Mitochon Pharmaceuticals has received a grant from the Michael J. Fox Foundation for Parkinson’s Research (MJFF) to help develop its mitochondrial targeted compounds for treating Parkinson’s disease.
The grant, whose amount wasn’t disclosed, will fund animal studies to evaluate the benefits of MP101 and MP102 in making up for dopaminergic neuron loss, the hallmark of Parkinson’s. If studies are successful, these compounds could be available to patients as early as 2019.
MP101 and MP201, once-a-day oral drugs, specifically target the mitochondria to provide broad neural protection. Both have been shown to protect cells from damage caused by a host of degenerative processes – genetic, non-genetic, autoimmune and those caused by injury.

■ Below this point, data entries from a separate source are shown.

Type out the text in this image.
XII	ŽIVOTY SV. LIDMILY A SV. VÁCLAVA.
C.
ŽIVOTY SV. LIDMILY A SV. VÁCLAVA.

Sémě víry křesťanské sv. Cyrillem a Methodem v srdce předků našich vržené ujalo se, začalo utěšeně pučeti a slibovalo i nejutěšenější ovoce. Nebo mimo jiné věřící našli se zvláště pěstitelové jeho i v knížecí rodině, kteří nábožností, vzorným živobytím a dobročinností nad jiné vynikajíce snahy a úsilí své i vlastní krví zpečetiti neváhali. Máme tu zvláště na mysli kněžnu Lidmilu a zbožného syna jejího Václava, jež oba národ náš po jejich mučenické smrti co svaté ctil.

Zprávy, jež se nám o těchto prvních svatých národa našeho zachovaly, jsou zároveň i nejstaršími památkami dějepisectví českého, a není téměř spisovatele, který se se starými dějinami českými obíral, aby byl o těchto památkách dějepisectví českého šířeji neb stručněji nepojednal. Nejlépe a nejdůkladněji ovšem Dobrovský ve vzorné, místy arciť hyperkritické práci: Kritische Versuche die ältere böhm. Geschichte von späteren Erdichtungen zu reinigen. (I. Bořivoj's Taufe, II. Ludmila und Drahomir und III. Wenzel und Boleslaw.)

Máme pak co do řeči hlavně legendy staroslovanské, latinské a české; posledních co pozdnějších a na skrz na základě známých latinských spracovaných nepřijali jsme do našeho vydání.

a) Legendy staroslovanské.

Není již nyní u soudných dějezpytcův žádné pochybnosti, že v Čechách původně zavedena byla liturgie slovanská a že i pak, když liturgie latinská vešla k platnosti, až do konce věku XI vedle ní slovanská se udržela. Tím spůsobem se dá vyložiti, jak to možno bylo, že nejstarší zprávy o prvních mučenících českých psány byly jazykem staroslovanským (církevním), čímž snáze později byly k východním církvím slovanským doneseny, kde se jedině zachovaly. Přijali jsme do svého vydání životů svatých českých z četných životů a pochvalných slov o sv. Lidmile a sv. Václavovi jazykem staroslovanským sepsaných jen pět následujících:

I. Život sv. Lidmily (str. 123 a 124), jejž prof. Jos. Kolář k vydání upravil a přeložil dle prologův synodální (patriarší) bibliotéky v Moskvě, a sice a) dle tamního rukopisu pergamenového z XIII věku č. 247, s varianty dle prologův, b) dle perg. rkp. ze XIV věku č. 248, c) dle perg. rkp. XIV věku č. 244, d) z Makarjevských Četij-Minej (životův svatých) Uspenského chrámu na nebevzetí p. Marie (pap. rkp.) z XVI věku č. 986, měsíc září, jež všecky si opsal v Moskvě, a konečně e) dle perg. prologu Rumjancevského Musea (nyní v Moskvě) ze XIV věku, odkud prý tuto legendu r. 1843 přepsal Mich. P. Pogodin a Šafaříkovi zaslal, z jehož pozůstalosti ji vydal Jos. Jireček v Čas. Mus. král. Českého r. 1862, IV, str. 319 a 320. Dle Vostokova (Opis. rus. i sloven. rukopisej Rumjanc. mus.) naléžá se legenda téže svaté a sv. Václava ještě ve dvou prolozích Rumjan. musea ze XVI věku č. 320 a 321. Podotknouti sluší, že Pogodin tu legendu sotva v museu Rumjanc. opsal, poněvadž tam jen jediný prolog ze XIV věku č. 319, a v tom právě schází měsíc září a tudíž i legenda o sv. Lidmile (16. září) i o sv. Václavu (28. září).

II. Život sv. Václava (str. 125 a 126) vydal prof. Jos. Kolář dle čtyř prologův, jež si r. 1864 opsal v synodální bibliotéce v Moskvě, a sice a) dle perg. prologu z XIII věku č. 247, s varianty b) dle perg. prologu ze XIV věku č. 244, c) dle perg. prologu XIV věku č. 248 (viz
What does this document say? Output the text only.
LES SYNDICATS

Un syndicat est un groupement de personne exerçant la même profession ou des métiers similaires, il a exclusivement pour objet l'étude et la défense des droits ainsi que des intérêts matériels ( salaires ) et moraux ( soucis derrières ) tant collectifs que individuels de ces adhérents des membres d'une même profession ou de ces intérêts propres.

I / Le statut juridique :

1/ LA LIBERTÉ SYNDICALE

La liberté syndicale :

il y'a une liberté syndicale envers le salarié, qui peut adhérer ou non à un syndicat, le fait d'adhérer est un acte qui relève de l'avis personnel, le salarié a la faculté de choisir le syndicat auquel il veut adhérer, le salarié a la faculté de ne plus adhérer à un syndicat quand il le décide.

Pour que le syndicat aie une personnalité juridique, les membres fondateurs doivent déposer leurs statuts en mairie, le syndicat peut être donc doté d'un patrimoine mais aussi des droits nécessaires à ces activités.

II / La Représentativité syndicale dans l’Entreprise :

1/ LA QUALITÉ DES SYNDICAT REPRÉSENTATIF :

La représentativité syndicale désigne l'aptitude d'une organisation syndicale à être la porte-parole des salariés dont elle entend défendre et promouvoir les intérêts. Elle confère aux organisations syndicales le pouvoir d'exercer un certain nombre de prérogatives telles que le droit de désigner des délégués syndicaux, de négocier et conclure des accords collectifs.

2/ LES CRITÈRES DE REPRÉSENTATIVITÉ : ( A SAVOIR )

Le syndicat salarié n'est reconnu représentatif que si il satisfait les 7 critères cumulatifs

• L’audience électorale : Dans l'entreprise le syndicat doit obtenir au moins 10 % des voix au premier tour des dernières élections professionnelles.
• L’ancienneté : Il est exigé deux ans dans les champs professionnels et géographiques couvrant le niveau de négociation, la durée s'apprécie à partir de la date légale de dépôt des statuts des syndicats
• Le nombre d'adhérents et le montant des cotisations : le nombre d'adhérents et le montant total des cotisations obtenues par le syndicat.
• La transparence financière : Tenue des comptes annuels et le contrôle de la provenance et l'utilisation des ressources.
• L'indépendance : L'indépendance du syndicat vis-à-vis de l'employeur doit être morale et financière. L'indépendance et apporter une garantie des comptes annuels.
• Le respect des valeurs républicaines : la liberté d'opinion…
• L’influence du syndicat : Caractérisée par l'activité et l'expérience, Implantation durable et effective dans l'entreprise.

In preclinical trials of disease models, these therapies showed protective and functional benefits including brain volume sparing in Huntington’s disease; axonal protection from demyelination (loss of the protective layer around neurons) in multiple sclerosis, and dopaminergic neuron loss in Parkinson’s.
Mitochon, which is based in Radnor, Pennsylvania, plans to launch Phase 1 studies in healthy volunteers in 2018; Phase 2 studies are expected by 2019.
“We are delighted to receive funding from the Michael J. Fox Foundation, the preeminent institution in the field of Parkinson’s research,” Robert Alonso, co-founder and CEO of Mitochon, said in a press release. “By harnessing the power of the mitochondria, our compounds are able to protect cells from the destructive effects of age-related degeneration.”
Added Dr. Shalini Padmanabhan, associate director of research programs at MJFF: “Abnormalities in the mitochondrial processes can have severe consequences for the function and survival of dopamine neurons in people with PD. The Foundation supports Mitochon’s work toward discovery and development of mitochondrial-targeted therapies to speed breakthroughs for patients.”
A special relationship exists between mitochondria and Parkinson’s. Mitochondria are organelles with complex features that play important cellular functions, such as producing energy or controlling programmed cell death. Alterations in mitochondrial biology can lead to neuron dysfunction and cell death.
In addition, researchers at England’s University of Newcastle Upon Tyne discovered that Parkinson’s patients have lower amounts of mitochondrial DNA (mtDNA) in both the blood and the brain. Their study, “Reduced mitochondrial DNA copy number is a biomarker of Parkinson’s disease” — which appeared in the journal Neurobiology of Aging — showed substantially lower mtDNA levels in the white blood cells of Parkinson’s patients than in controls.